"Why Can't Cooks Cook To Give Back?"
Time. It is elusive in the world of VolunTourism. To think that nearly eighteen months have passed since I first interviewed Christine Carroll, founder of Culinary Corps, it simply does not seem possible. Yet, here we are, beginning a new decade and Christine and her team are opening a new destination for their 'culanthropic' efforts - - Puerto Rico. What started in answer to a short, infinitely provocative question -"What is a chef's role in the community?" - has become the key ingredient for an expanding troupe of voluntourists who utilize their culinary skills in educating young people and operating 'kitchens-without-borders.'
Background & History Of Culinary Corps
Christine Carroll explained the origins of Culinary Corps in my interview with her on 29 July 2008:
'What is the chef's role in the community?'
The 'Culinary Corps' Epiphany
And so, kind of midway through this activity, I put down my paint brush, I put down my roller, looked around, and I saw all these chefs on ladders, paint splattered everywhere, just really not doing a great job painting this hallway. And I was like, 'Wow!' It was like the epiphany was like that light bulb going off, literally, 'Why can't we be cooking for the betterment of the community? That's where our strength lies. Why can't cooks cook to give back?'
Christine Carroll, Founder, Culinary Corps
Philosophy & Vision
Recruiting chefs, cooks, food educators and culinary students, Culinary Corps launches transformational short-term volunteer experiences that address a community’s most critical food challenges: emergency hunger relief, cooking and nutrition education, healthy food access, childhood wellness, and culinary heritage preservation.

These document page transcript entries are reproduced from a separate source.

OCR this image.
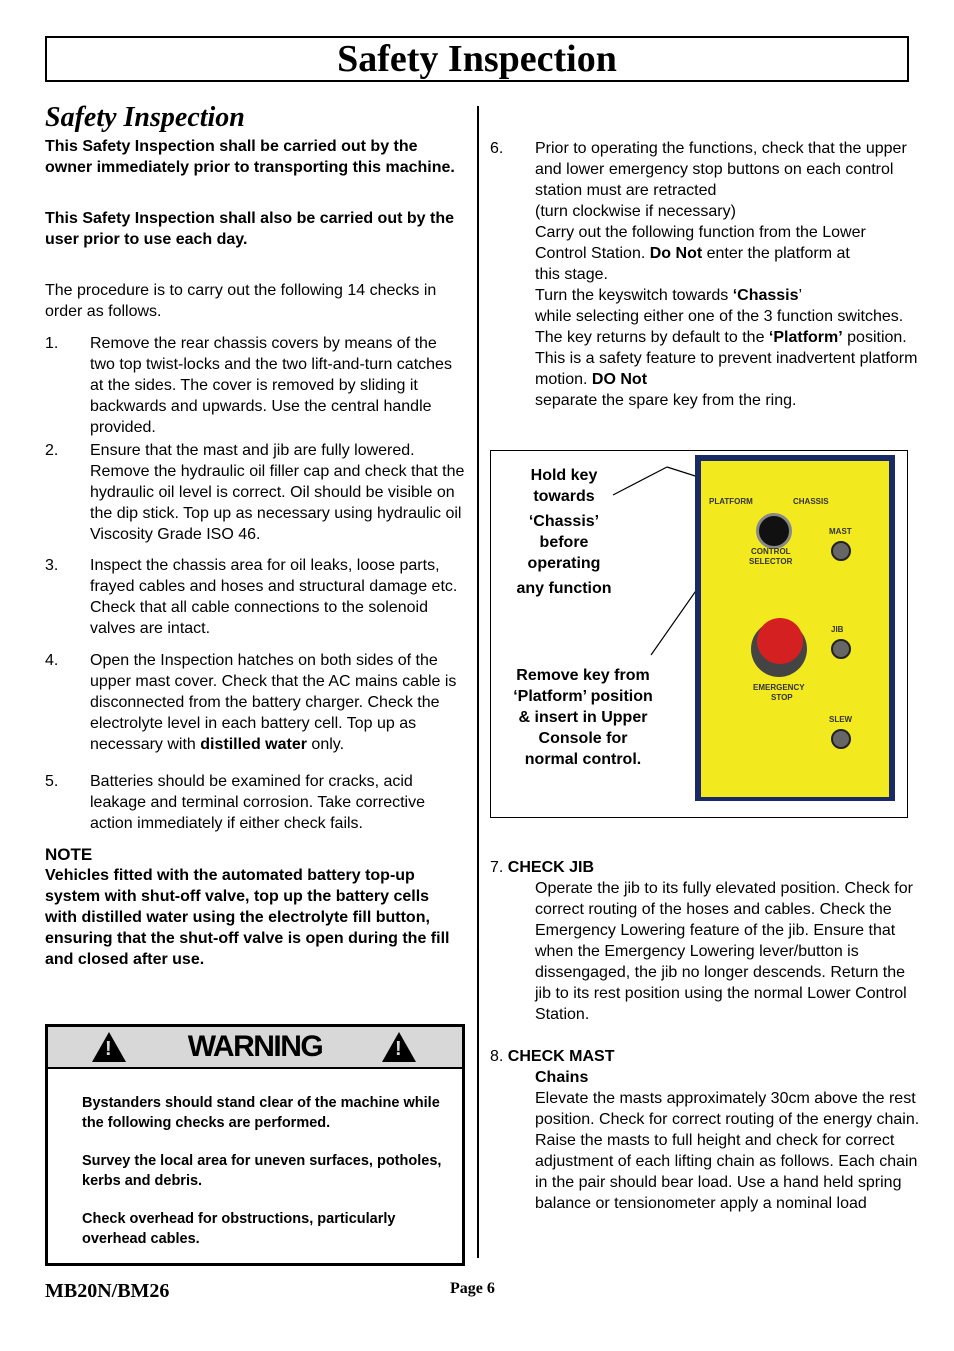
Safety Inspection
Safety Inspection

This Safety Inspection shall be carried out by the owner immediately prior to transporting this machine.

This Safety Inspection shall also be carried out by the user prior to use each day.

The procedure is to carry out the following 14 checks in order as follows.

1. Remove the rear chassis covers by means of the two top twist-locks and the two lift-and-turn catches at the sides. The cover is removed by sliding it backwards and upwards. Use the central handle provided.
2. Ensure that the mast and jib are fully lowered. Remove the hydraulic oil filler cap and check that the hydraulic oil level is correct. Oil should be visible on the dip stick. Top up as necessary using hydraulic oil Viscosity Grade ISO 46.
3. Inspect the chassis area for oil leaks, loose parts, frayed cables and hoses and structural damage etc. Check that all cable connections to the solenoid valves are intact.
4. Open the Inspection hatches on both sides of the upper mast cover. Check that the AC mains cable is disconnected from the battery charger. Check the electrolyte level in each battery cell. Top up as necessary with distilled water only.
5. Batteries should be examined for cracks, acid leakage and terminal corrosion. Take corrective action immediately if either check fails.

NOTE

Vehicles fitted with the automated battery top-up system with shut-off valve, top up the battery cells with distilled water using the electrolyte fill button, ensuring that the shut-off valve is open during the fill and closed after use.

!
WARNING
!

Bystanders should stand clear of the machine while the following checks are performed.

Survey the local area for uneven surfaces, potholes, kerbs and debris.

Check overhead for obstructions, particularly overhead cables.

6. Prior to operating the functions, check that the upper and lower emergency stop buttons on each control station must are retracted
(turn clockwise if necessary)
Carry out the following function from the Lower Control Station. Do Not enter the platform at
this stage.
Turn the keyswitch towards ‘Chassis’
while selecting either one of the 3 function switches. The key returns by default to the ‘Platform’ position. This is a safety feature to prevent inadvertent platform motion. DO Not
separate the spare key from the ring.
Hold key
towards
‘Chassis’
before
operating
any function
Remove key from
‘Platform’ position
& insert in Upper
Console for
normal control.
PLATFORM	CHASSIS
CONTROL
SELECTOR
MAST
JIB
EMERGENCY
STOP
SLEW
7. CHECK JIB
Operate the jib to its fully elevated position. Check for correct routing of the hoses and cables. Check the Emergency Lowering feature of the jib. Ensure that when the Emergency Lowering lever/button is dissengaged, the jib no longer descends. Return the jib to its rest position using the normal Lower Control Station.
8. CHECK MAST
Chains
Elevate the masts approximately 30cm above the rest position. Check for correct routing of the energy chain. Raise the masts to full height and check for correct adjustment of each lifting chain as follows. Each chain in the pair should bear load. Use a hand held spring balance or tensionometer apply a nominal load
MB20N/BM26	Page 6
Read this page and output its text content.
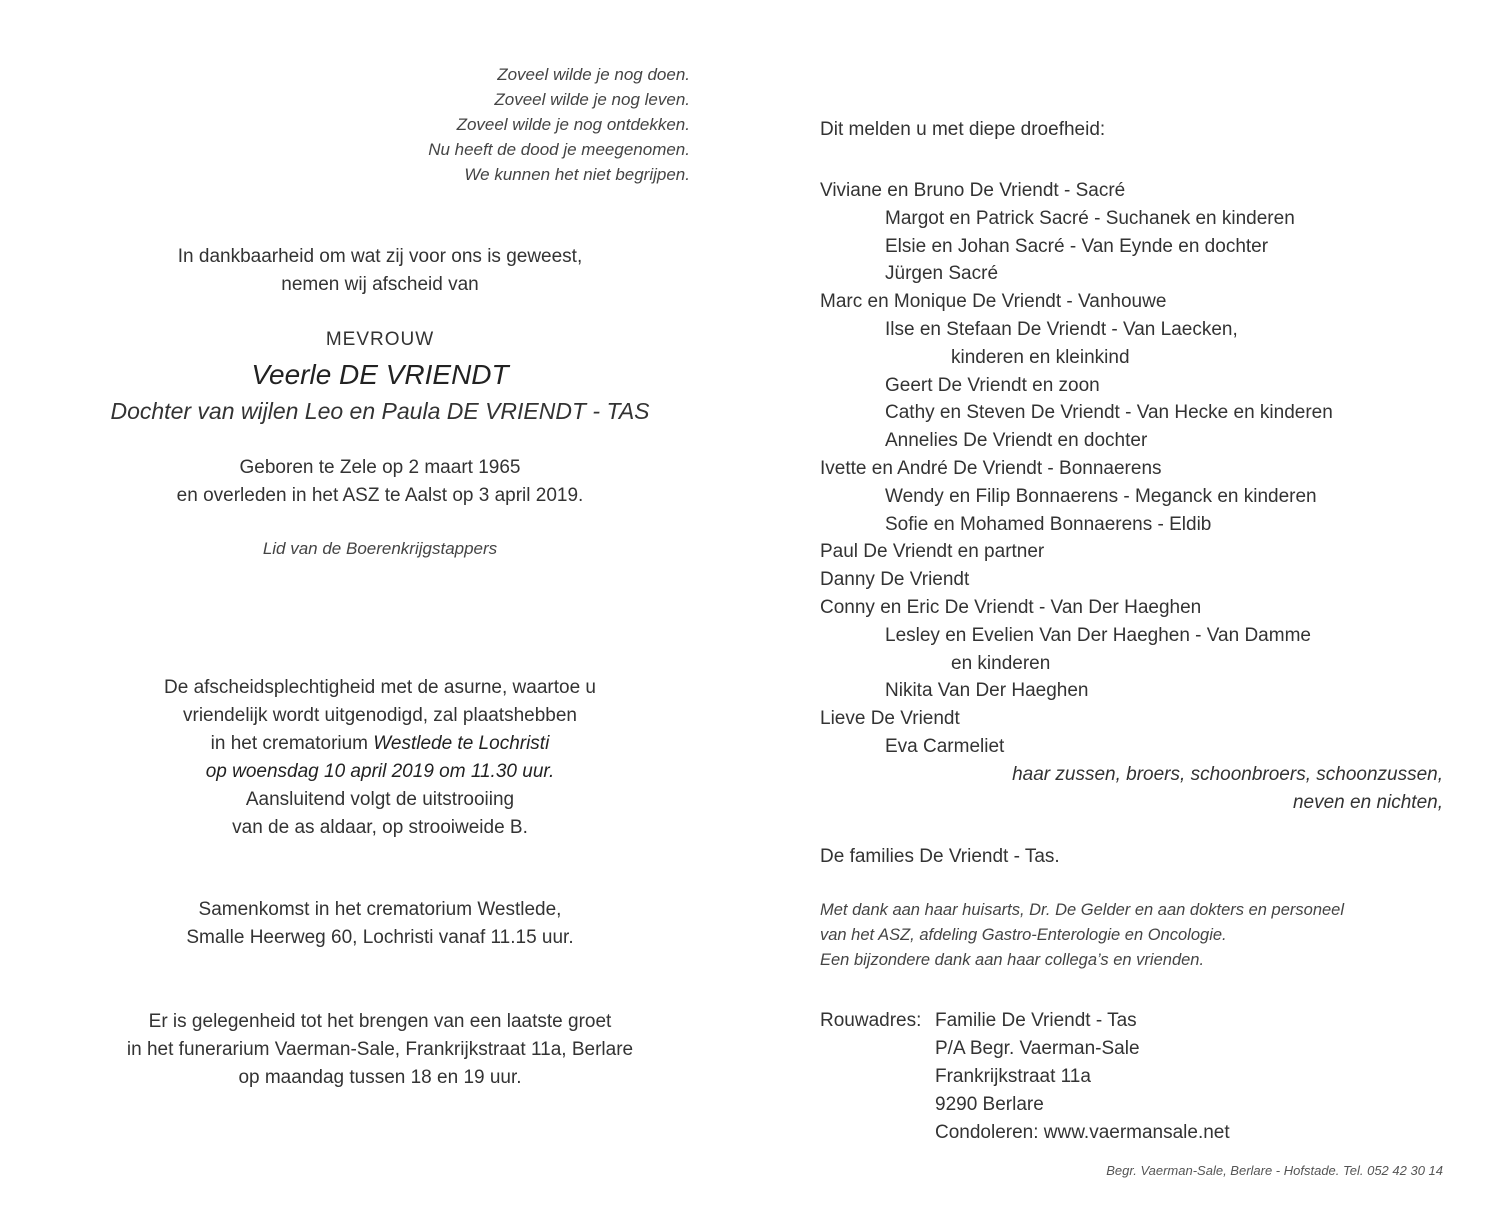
Zoveel wilde je nog doen.
Zoveel wilde je nog leven.
Zoveel wilde je nog ontdekken.
Nu heeft de dood je meegenomen.
We kunnen het niet begrijpen.
In dankbaarheid om wat zij voor ons is geweest,
nemen wij afscheid van
MEVROUW
Veerle DE VRIENDT
Dochter van wijlen Leo en Paula DE VRIENDT - TAS
Geboren te Zele op 2 maart 1965
en overleden in het ASZ te Aalst op 3 april 2019.
Lid van de Boerenkrijgstappers
De afscheidsplechtigheid met de asurne, waartoe u
vriendelijk wordt uitgenodigd, zal plaatshebben
in het crematorium Westlede te Lochristi
op woensdag 10 april 2019 om 11.30 uur.
Aansluitend volgt de uitstrooiing
van de as aldaar, op strooiweide B.
Samenkomst in het crematorium Westlede,
Smalle Heerweg 60, Lochristi vanaf 11.15 uur.
Er is gelegenheid tot het brengen van een laatste groet
in het funerarium Vaerman-Sale, Frankrijkstraat 11a, Berlare
op maandag tussen 18 en 19 uur.
Dit melden u met diepe droefheid:
Viviane en Bruno De Vriendt - Sacré
Margot en Patrick Sacré - Suchanek en kinderen
Elsie en Johan Sacré - Van Eynde en dochter
Jürgen Sacré
Marc en Monique De Vriendt - Vanhouwe
Ilse en Stefaan De Vriendt - Van Laecken,
kinderen en kleinkind
Geert De Vriendt en zoon
Cathy en Steven De Vriendt - Van Hecke en kinderen
Annelies De Vriendt en dochter
Ivette en André De Vriendt - Bonnaerens
Wendy en Filip Bonnaerens - Meganck en kinderen
Sofie en Mohamed Bonnaerens - Eldib
Paul De Vriendt en partner
Danny De Vriendt
Conny en Eric De Vriendt - Van Der Haeghen
Lesley en Evelien Van Der Haeghen - Van Damme
en kinderen
Nikita Van Der Haeghen
Lieve De Vriendt
Eva Carmeliet
haar zussen, broers, schoonbroers, schoonzussen,
neven en nichten,
De families De Vriendt - Tas.
Met dank aan haar huisarts, Dr. De Gelder en aan dokters en personeel
van het ASZ, afdeling Gastro-Enterologie en Oncologie.
Een bijzondere dank aan haar collega’s en vrienden.
Rouwadres: Familie De Vriendt - Tas
P/A Begr. Vaerman-Sale
Frankrijkstraat 11a
9290 Berlare
Condoleren: www.vaermansale.net
Begr. Vaerman-Sale, Berlare - Hofstade. Tel. 052 42 30 14
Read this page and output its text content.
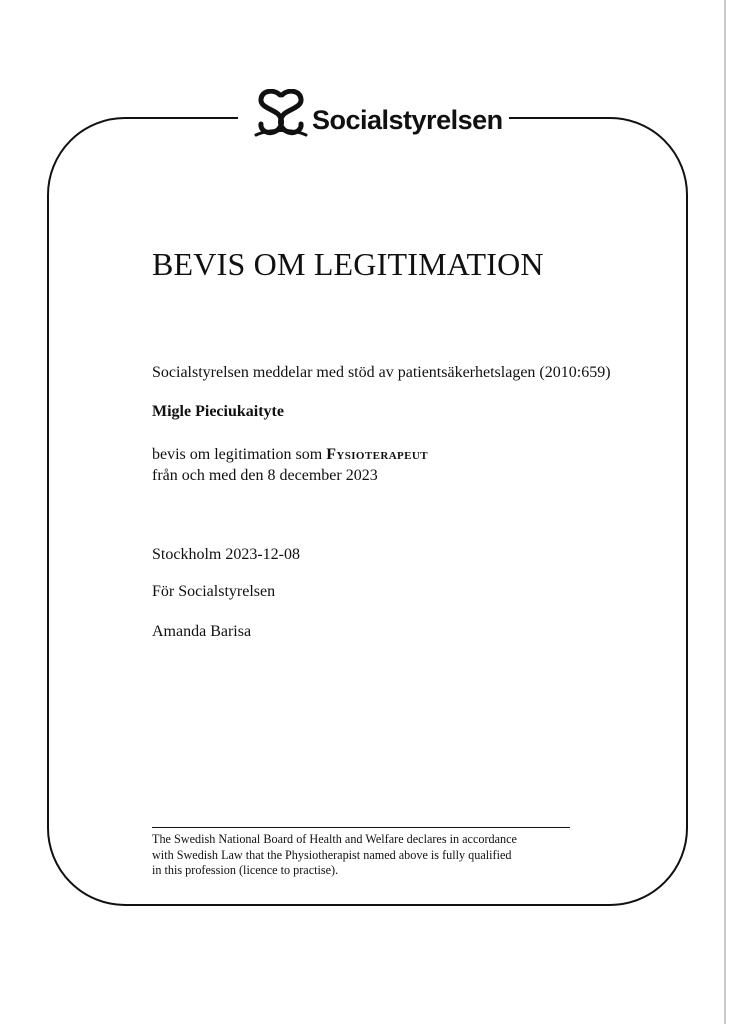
Socialstyrelsen
BEVIS OM LEGITIMATION
Socialstyrelsen meddelar med stöd av patientsäkerhetslagen (2010:659)
Migle Pieciukaityte
bevis om legitimation som Fysioterapeut
från och med den 8 december 2023
Stockholm 2023-12-08
För Socialstyrelsen
Amanda Barisa
The Swedish National Board of Health and Welfare declares in accordance
with Swedish Law that the Physiotherapist named above is fully qualified
in this profession (licence to practise).
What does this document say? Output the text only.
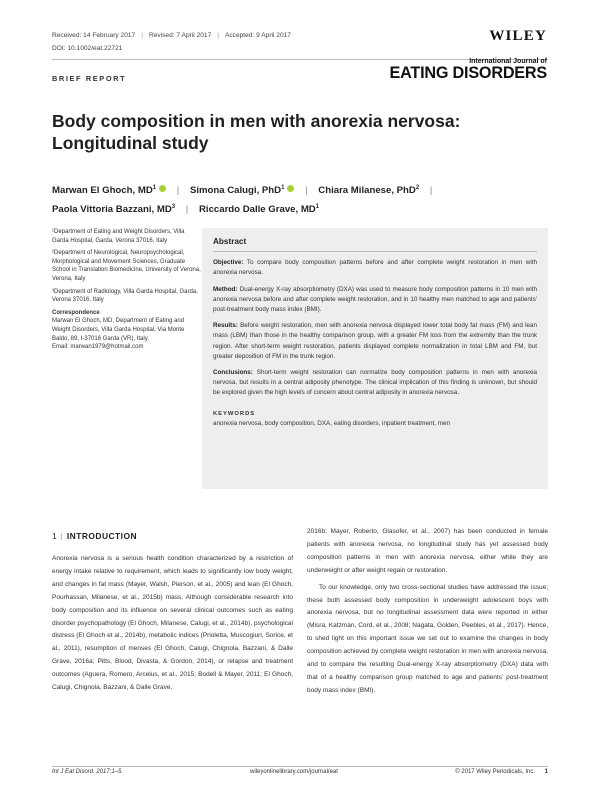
Received: 14 February 2017 | Revised: 7 April 2017 | Accepted: 9 April 2017
DOI: 10.1002/eat.22721
WILEY
BRIEF REPORT
International Journal of
EATING DISORDERS
Body composition in men with anorexia nervosa: Longitudinal study
Marwan El Ghoch, $MD^1$ | Simona Calugi, PhD$^1$ | Chiara Milanese, PhD$^2$ |
Paola Vittoria Bazzani, $MD^3$ | Riccardo Dalle Grave, $MD^1$

¹Department of Eating and Weight Disorders, Villa Garda Hospital, Garda, Verona 37016, Italy

²Department of Neurological, Neuropsychological, Morphological and Movement Sciences, Graduate School in Translation Biomedicine, University of Verona, Verona, Italy

³Department of Radiology, Villa Garda Hospital, Garda, Verona 37016, Italy

Correspondence

Marwan El Ghoch, MD, Department of Eating and Weight Disorders, Villa Garda Hospital, Via Monte Baldo, 89, I-37016 Garda (VR), Italy.

Email: marwan1979@hotmail.com

Abstract

Objective: To compare body composition patterns before and after complete weight restoration in men with anorexia nervosa.

Method: Dual-energy X-ray absorptiometry (DXA) was used to measure body composition patterns in 10 men with anorexia nervosa before and after complete weight restoration, and in 10 healthy men matched to age and patients' post-treatment body mass index (BMI).

Results: Before weight restoration, men with anorexia nervosa displayed lower total body fat mass (FM) and lean mass (LBM) than those in the healthy comparison group, with a greater FM loss from the extremity than the trunk region. After short-term weight restoration, patients displayed complete normalization in total LBM and FM, but greater deposition of FM in the trunk region.

Conclusions: Short-term weight restoration can normalize body composition patterns in men with anorexia nervosa, but results in a central adiposity phenotype. The clinical implication of this finding is unknown, but should be explored given the high levels of concern about central adiposity in anorexia nervosa.

KEYWORDS
anorexia nervosa, body composition, DXA, eating disorders, inpatient treatment, men
1 | INTRODUCTION

Anorexia nervosa is a serious health condition characterized by a restriction of energy intake relative to requirement, which leads to significantly low body weight, and changes in fat mass (Mayer, Walsh, Pierson, et al., 2005) and lean (El Ghoch, Pourhassan, Milanese, et al., 2015b) mass. Although considerable research into body composition and its influence on several clinical outcomes such as eating disorder psychopathology (El Ghoch, Milanese, Calugi, et al., 2014b), psychological distress (El Ghoch et al., 2014b), metabolic indices (Prioletta, Muscogiuri, Sorice, et al., 2011), resumption of menses (El Ghoch, Calugi, Chignola, Bazzani, & Dalle Grave, 2016a; Pitts, Blood, Divasta, & Gordon, 2014), or relapse and treatment outcomes (Aguera, Romero, Arcelus, et al., 2015; Bodell & Mayer, 2011; El Ghoch, Calugi, Chignola, Bazzani, & Dalle Grave,

2016b; Mayer, Roberto, Glasofer, et al., 2007) has been conducted in female patients with anorexia nervosa, no longitudinal study has yet assessed body composition patterns in men with anorexia nervosa, either while they are underweight or after weight regain or restoration.

To our knowledge, only two cross-sectional studies have addressed the issue; these both assessed body composition in underweight adolescent boys with anorexia nervosa, but no longitudinal assessment data were reported in either (Misra, Katzman, Cord, et al., 2008; Nagata, Golden, Peebles, et al., 2017). Hence, to shed light on this important issue we set out to examine the changes in body composition achieved by complete weight restoration in men with anorexia nervosa, and to compare the resulting Dual-energy X-ray absorptiometry (DXA) data with that of a healthy comparison group matched to age and patients' post-treatment body mass index (BMI).

Int J Eat Disord. 2017;1–5.	wileyonlinelibrary.com/journal/eat	© 2017 Wiley Periodicals, Inc. 1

The Culinary Corps vision is to enrich lives, fortify communities, and advance civic engagement through culanthropy: food-focused frontline humanitarian aid built upon a community’s own culinary heritage and nonprofit network.
At its core, each Culinary Corps experience is launched to provide necessary support and solidarity to the community served. But beyond the service objectives, it is hoped that every team member departs with a unique connection to the community and a profound realization of their leadership potential outside of the kitchen.
Connecting With Communities
Currently, our efforts have centered on the rebuilding efforts and culinary renaissance of New Orleans, LA and the Mississippi Gulf Coast. Since March 2007, Culinary Corps has executed six, week-long service trips to New Orleans and the Gulf Coast, connecting over 75 chefs with an intense portfolio of projects including farmers markets, edible schoolyards and emergency feeding centers.
The chefs who have joined Culinary Corps thus far have created over 6,000 meals for the residents of the communities served; mentored 400 local students on the importance of eating healthy, well-sourced food; launched the First Annual Ocean Springs Fresh Food Festival; designed and spearheaded the after-school cooking club “Grow.Cook.Dine” for the Ocean Springs School District; and taught AmeriCorps members how to cook for Habitat for Humanity volunteers.
Puerto Rico Itinerary
"Having seen the impact Culinary Corps and other volunteer efforts had in New Orleans, I am more than elated to work in the Puerto Rican community. We share a lot in common with the people of New Orleans in our spirit, culture and food ways. I think perhaps because we are an island, hospitality has always been an important way of connecting to the world outside. And we do this through our traditions at the table. We live by the motto, “donde comen dos, comen tres” - - 'where two can eat, a third can eat.'
"Our community might not be in an immediate state of emergency like New Orleans post-Katrina, but there are eminent social threats that we face on a daily basis that may negatively alter the course of our future. Easing those problems by bringing people together around a communal table helps to nourish both the community and the volunteers. Ultimately, Culinary Corps will use their skills in the kitchen as a tool for change." (Viviana Acosta-Padial, San Jaun, Puerto Rico)
Tentative Service Projects
• Habitat for Humanity PR: Catering major fundraising event for the fledgling organization complete with interactive cooking demonstrations to entertain the crowd.
• Bill’s Kitchen: Re-designing healthy menu items for HIV clinic kitchen and hands-on cooking class for resident with HIV/AIDS.
• Sapientis: Cooking and nutrition enrichment activity for at-risk youth.
• Hogar Ruth: Work with the leadership and residents of this women and children’s shelter to create a cookbook of family recipes for their fundraising efforts. Activities will include recipe capture, testing and serving a sit-down dinner
for all the residents.
• Iniciativa Comunitaria: Work with at-risk teens to create a meal for HIV/AIDS patients for distribution throughout San Juan. Meals will be delivered by chefs in a mobile “kitchen bus” in the evening.
• VIDAS: Working as kitchen mentors to underprivileged youth in San Juan.
Tentative Culinary Education Events
• Farm Tour (Hydroponic Lettuce Operation “Arbola”) and Traditional Lunch in Cayey
• Cooking Demonstration by “TOP CHEF MASTER” Chef Wilo Benet and dinner at Varita
• Tour of Central Market in San Juan (Plaza del Mercado de Santurce y Rio Piedras) with Slow Food Puerto Rico.